Il Food Safety Modernization Act FSMA del 2011 ha incaricato FDA di implementare la protezione della salute pubblica adottando per la sicurezza alimentare un approccio moderno, preventivo e basato sul rischio. Il 17/09/2015 FDA ha pubblicato la norma Current Good Manufactoring Practice, Hazard Analysis and Risk-Based Preventive Controls for Human Food (PCHF rule), entrata in vigore dopo 60 giorni.

La PCHF rule pone nuove prescrizioni per gli stabilimenti alimentari registrati e aggiorna quelle già in vigore, che valgono per i produttori nazionali e quelli stranieri che esportano negli US.

La norma è riportata nel Code of Federal Regulations (eCFR) al Title 21, Chapter I, Subchapter B Part 117. Si articola in Subpart:

  • General Provisions
  • Current Good Manufactoring Practice
  • Hazard Analysis and Risk-Based Preventive Controls
  • Modified Requirements
  • Withdrawal of a Qualified Facility Exemption
  • Requirements applaying to Records that must be established and maintained
  • Supply-Chain Program.

FDA nell’ottobre 2016 ha pubblicato sull’argomento una Small Entity Compliance Guide FDA-2011-N-0920, per informare i produttori nazionali ed esteri su come mettersi in regola.

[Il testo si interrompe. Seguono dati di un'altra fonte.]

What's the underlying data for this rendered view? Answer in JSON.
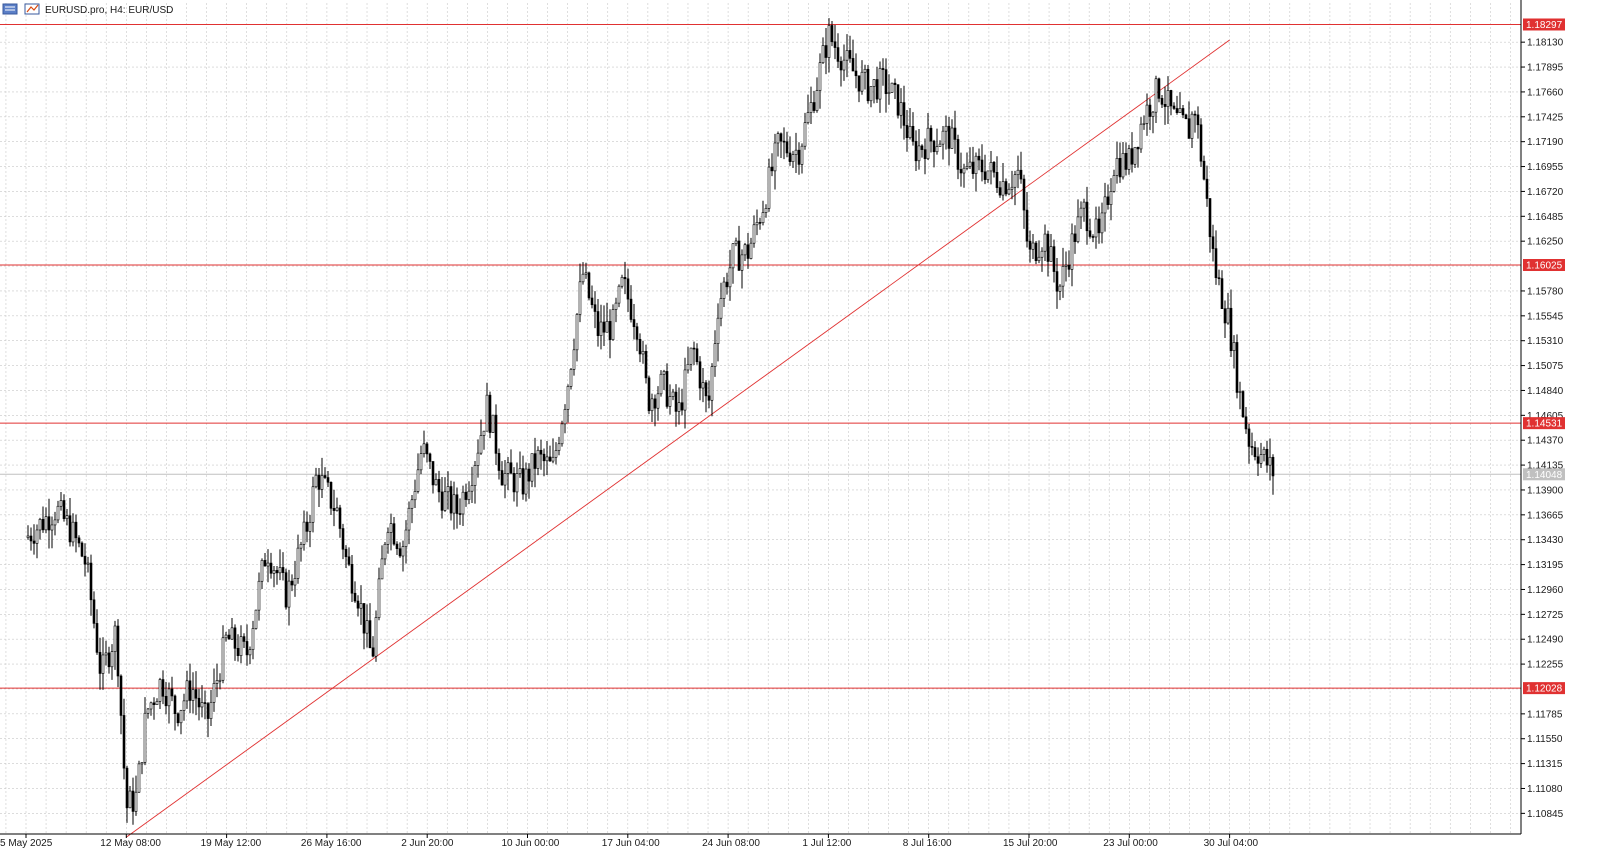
{
  "chart_header": {
    "title": "EURUSD.pro, H4:  EUR/USD"
  },
  "colors": {
    "background": "#ffffff",
    "grid": "#c8c8c8",
    "candle": "#000000",
    "level_line": "#e03131",
    "level_label_bg": "#e03131",
    "current_price_line": "#c0c0c0",
    "current_price_label_bg": "#c0c0c0"
  },
  "icons": [
    "chart-window-icon",
    "symbol-icon"
  ],
  "chart_data": {
    "type": "candlestick",
    "symbol": "EURUSD.pro",
    "timeframe": "H4",
    "ylim": [
      1.1065,
      1.185
    ],
    "x_tick_labels": [
      "5 May 2025",
      "12 May 08:00",
      "19 May 12:00",
      "26 May 16:00",
      "2 Jun 20:00",
      "10 Jun 00:00",
      "17 Jun 04:00",
      "24 Jun 08:00",
      "1 Jul 12:00",
      "8 Jul 16:00",
      "15 Jul 20:00",
      "23 Jul 00:00",
      "30 Jul 04:00"
    ],
    "y_tick_labels": [
      "1.18130",
      "1.17895",
      "1.17660",
      "1.17425",
      "1.17190",
      "1.16955",
      "1.16720",
      "1.16485",
      "1.16250",
      "1.15780",
      "1.15545",
      "1.15310",
      "1.15075",
      "1.14840",
      "1.14605",
      "1.14370",
      "1.14135",
      "1.13900",
      "1.13665",
      "1.13430",
      "1.13195",
      "1.12960",
      "1.12725",
      "1.12490",
      "1.12255",
      "1.11785",
      "1.11550",
      "1.11315",
      "1.11080",
      "1.10845"
    ],
    "horizontal_levels": [
      {
        "price": 1.18297,
        "label": "1.18297"
      },
      {
        "price": 1.16025,
        "label": "1.16025"
      },
      {
        "price": 1.14531,
        "label": "1.14531"
      },
      {
        "price": 1.12028,
        "label": "1.12028"
      }
    ],
    "current_price": {
      "price": 1.14048,
      "label": "1.14048"
    },
    "trendline": {
      "from": {
        "x_tick": 1,
        "price": 1.1062
      },
      "to": {
        "x_tick": 12,
        "price": 1.1815
      }
    },
    "price_path": [
      {
        "x_tick": 0.0,
        "price": 1.1345
      },
      {
        "x_tick": 0.3,
        "price": 1.1372
      },
      {
        "x_tick": 0.45,
        "price": 1.1352
      },
      {
        "x_tick": 0.6,
        "price": 1.132
      },
      {
        "x_tick": 0.75,
        "price": 1.1215
      },
      {
        "x_tick": 0.9,
        "price": 1.1258
      },
      {
        "x_tick": 1.0,
        "price": 1.109
      },
      {
        "x_tick": 1.1,
        "price": 1.11
      },
      {
        "x_tick": 1.2,
        "price": 1.118
      },
      {
        "x_tick": 1.35,
        "price": 1.121
      },
      {
        "x_tick": 1.5,
        "price": 1.118
      },
      {
        "x_tick": 1.65,
        "price": 1.1205
      },
      {
        "x_tick": 1.8,
        "price": 1.117
      },
      {
        "x_tick": 2.0,
        "price": 1.125
      },
      {
        "x_tick": 2.2,
        "price": 1.1235
      },
      {
        "x_tick": 2.4,
        "price": 1.1335
      },
      {
        "x_tick": 2.6,
        "price": 1.129
      },
      {
        "x_tick": 2.8,
        "price": 1.1355
      },
      {
        "x_tick": 2.9,
        "price": 1.1405
      },
      {
        "x_tick": 3.1,
        "price": 1.137
      },
      {
        "x_tick": 3.2,
        "price": 1.132
      },
      {
        "x_tick": 3.3,
        "price": 1.1295
      },
      {
        "x_tick": 3.45,
        "price": 1.123
      },
      {
        "x_tick": 3.6,
        "price": 1.1365
      },
      {
        "x_tick": 3.75,
        "price": 1.1335
      },
      {
        "x_tick": 3.95,
        "price": 1.143
      },
      {
        "x_tick": 4.1,
        "price": 1.139
      },
      {
        "x_tick": 4.3,
        "price": 1.137
      },
      {
        "x_tick": 4.45,
        "price": 1.141
      },
      {
        "x_tick": 4.6,
        "price": 1.147
      },
      {
        "x_tick": 4.75,
        "price": 1.1405
      },
      {
        "x_tick": 4.95,
        "price": 1.1395
      },
      {
        "x_tick": 5.1,
        "price": 1.142
      },
      {
        "x_tick": 5.25,
        "price": 1.141
      },
      {
        "x_tick": 5.4,
        "price": 1.149
      },
      {
        "x_tick": 5.55,
        "price": 1.1595
      },
      {
        "x_tick": 5.7,
        "price": 1.154
      },
      {
        "x_tick": 5.85,
        "price": 1.1545
      },
      {
        "x_tick": 5.95,
        "price": 1.1585
      },
      {
        "x_tick": 6.1,
        "price": 1.1545
      },
      {
        "x_tick": 6.2,
        "price": 1.1475
      },
      {
        "x_tick": 6.35,
        "price": 1.149
      },
      {
        "x_tick": 6.5,
        "price": 1.146
      },
      {
        "x_tick": 6.65,
        "price": 1.1525
      },
      {
        "x_tick": 6.8,
        "price": 1.1465
      },
      {
        "x_tick": 6.9,
        "price": 1.1565
      },
      {
        "x_tick": 7.05,
        "price": 1.161
      },
      {
        "x_tick": 7.2,
        "price": 1.1615
      },
      {
        "x_tick": 7.35,
        "price": 1.166
      },
      {
        "x_tick": 7.5,
        "price": 1.1715
      },
      {
        "x_tick": 7.7,
        "price": 1.171
      },
      {
        "x_tick": 7.85,
        "price": 1.176
      },
      {
        "x_tick": 8.0,
        "price": 1.182
      },
      {
        "x_tick": 8.2,
        "price": 1.179
      },
      {
        "x_tick": 8.4,
        "price": 1.177
      },
      {
        "x_tick": 8.55,
        "price": 1.1775
      },
      {
        "x_tick": 8.7,
        "price": 1.1755
      },
      {
        "x_tick": 8.85,
        "price": 1.171
      },
      {
        "x_tick": 9.0,
        "price": 1.172
      },
      {
        "x_tick": 9.2,
        "price": 1.1725
      },
      {
        "x_tick": 9.35,
        "price": 1.169
      },
      {
        "x_tick": 9.55,
        "price": 1.1695
      },
      {
        "x_tick": 9.75,
        "price": 1.168
      },
      {
        "x_tick": 9.9,
        "price": 1.169
      },
      {
        "x_tick": 10.0,
        "price": 1.161
      },
      {
        "x_tick": 10.15,
        "price": 1.163
      },
      {
        "x_tick": 10.3,
        "price": 1.158
      },
      {
        "x_tick": 10.45,
        "price": 1.163
      },
      {
        "x_tick": 10.55,
        "price": 1.1655
      },
      {
        "x_tick": 10.7,
        "price": 1.1625
      },
      {
        "x_tick": 10.85,
        "price": 1.17
      },
      {
        "x_tick": 11.0,
        "price": 1.17
      },
      {
        "x_tick": 11.15,
        "price": 1.1745
      },
      {
        "x_tick": 11.3,
        "price": 1.177
      },
      {
        "x_tick": 11.45,
        "price": 1.174
      },
      {
        "x_tick": 11.6,
        "price": 1.173
      },
      {
        "x_tick": 11.65,
        "price": 1.1755
      },
      {
        "x_tick": 11.75,
        "price": 1.168
      },
      {
        "x_tick": 11.85,
        "price": 1.16
      },
      {
        "x_tick": 12.0,
        "price": 1.1545
      },
      {
        "x_tick": 12.1,
        "price": 1.148
      },
      {
        "x_tick": 12.2,
        "price": 1.1435
      },
      {
        "x_tick": 12.3,
        "price": 1.1425
      },
      {
        "x_tick": 12.45,
        "price": 1.1405
      }
    ]
  }
}
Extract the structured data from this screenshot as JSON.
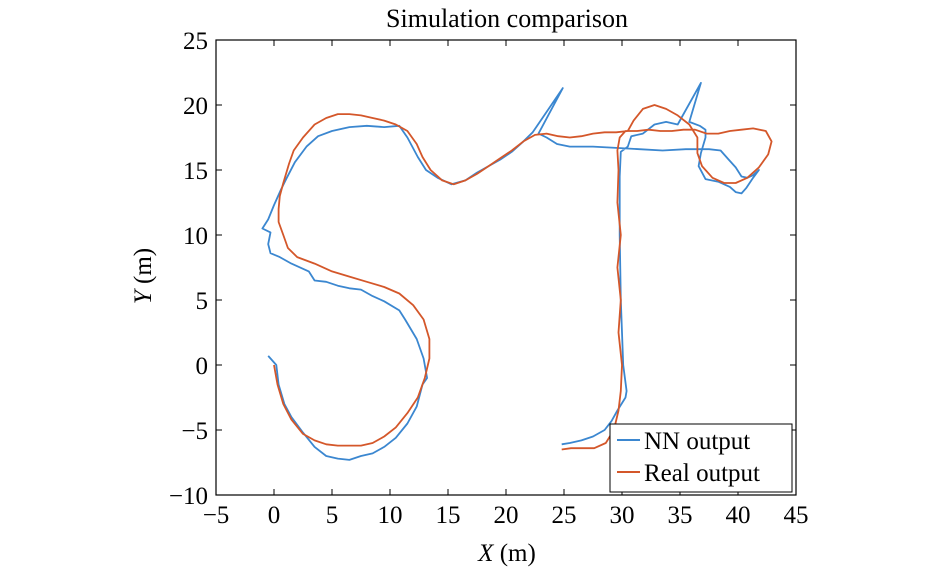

TABELLA 1 – QUALI ALIMENTI SONO SOGGETTI ALLA NORMA?

 CGMP (21,117, A, B, F) HARBPC (21,117, A, C, D, E, F, G)
Ingredienti per integratori dietetici si si
Alimenti prima infanzia si si
Bevande, acqua in bottiglia si si
Bevande alcoliche si TTB
Succhi si 21,120
Frutta e vegetali si si
Prodotti della pesca si 21,123
Prodotti lattieri si si
Prodotti da forno si si
Snack food si si
Candy si si
Alimenti acidi, acidificati si si
Low-acid canned food si 21,113 (solo per rischio microbiologico)
Selvaggina si si

Prescrizioni base

Gli stabilimenti nazionali e stranieri, che devono registrarsi ai sensi della sezione 415 del Federal Food, Drug and Cosmetic Act, devono costruire e attuare un sistema di sicurezza alimentare che include l’analisi dei pericoli e i controlli preventivi basati sul rischio (21,117, Subpart C). Gli stabilimenti che producono alimenti a partire da ingredienti o che esercitano un processo su ingredienti devono avere un programma di controllo fornitori basato sul rischio, per le materie prime e i prodotti sui quali prima dell’accettazione si controlla un pericolo (21,117, Subpart G). Gli stabilimenti devono rispettare le prescrizioni aggiornate di Good Manufactoring Practice (21,117, Subpart B).

Chi è soggetto?

Sono soggette tutte le imprese, situate negli US o all’estero, che devono registrarsi come stabilimento alimentare in quanto producono, processano, confezionano dopo l’imballaggio primario o immagazzinano cibo per il consumo negli US.